Earlier this week, we came across reports from OnePlus customers about fraudulent activity with their credit cards after they made a purchase from OnePlus’ official website oneplus.net. As soon as these reports surfaced, OnePlus swung into action and started their investigation. The company two days ago also disabled credit card payments on their website to prevent any further inconvenience to its customers. Now, OnePlus is almost done with its investigation, and, has admitted that up to 40,000 customers are affected by this credit card security breach on their website.
While detailing its findings in a post on its official forums, OnePlus revealed that up to 40,000 customers who made a payment using their credit cards have been affected. The company has said that they have also sent out emails to those who are possibly affected.
Moreover, OnePlus has also revealed that their systems were attacked by a malicious script which was injected into the code of their payment page to steal credit card information directly from the user’s browser.

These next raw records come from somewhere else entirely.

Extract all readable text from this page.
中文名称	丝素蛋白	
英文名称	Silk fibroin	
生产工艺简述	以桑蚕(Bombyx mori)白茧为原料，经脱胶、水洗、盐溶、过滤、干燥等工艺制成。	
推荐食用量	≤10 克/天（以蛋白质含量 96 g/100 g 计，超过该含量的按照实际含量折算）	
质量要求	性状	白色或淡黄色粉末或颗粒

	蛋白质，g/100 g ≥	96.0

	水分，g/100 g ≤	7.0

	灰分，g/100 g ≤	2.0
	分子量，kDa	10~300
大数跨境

That malicious script has been removed and the company says that infected server has also been quarantined. If you happen to have made a purchase from oneplus.net using a credit card between mid-November 2017 and January 11, 2018, then you may be affected by this security breach. Hence, you are advised to check your bank statements immediately and get in touch with your bank if you notice anything suspicious.
Having said that, those users who paid using a saved credit card or via PayPal during the aforementioned time period need not worry much about this security breach.
“We cannot apologize enough for letting something like this happen. We are eternally grateful to have such a vigilant and informed community, and it pains us to let you down. We are in contact with potentially affected customers. We are working with our providers and local authorities to better address the incident. We are also working with our current payment providers to implement a more secure credit card payment method, as well as conducting an in-depth security audit. All these measures will help us prevent such incidents from happening in the future.” said OnePlus.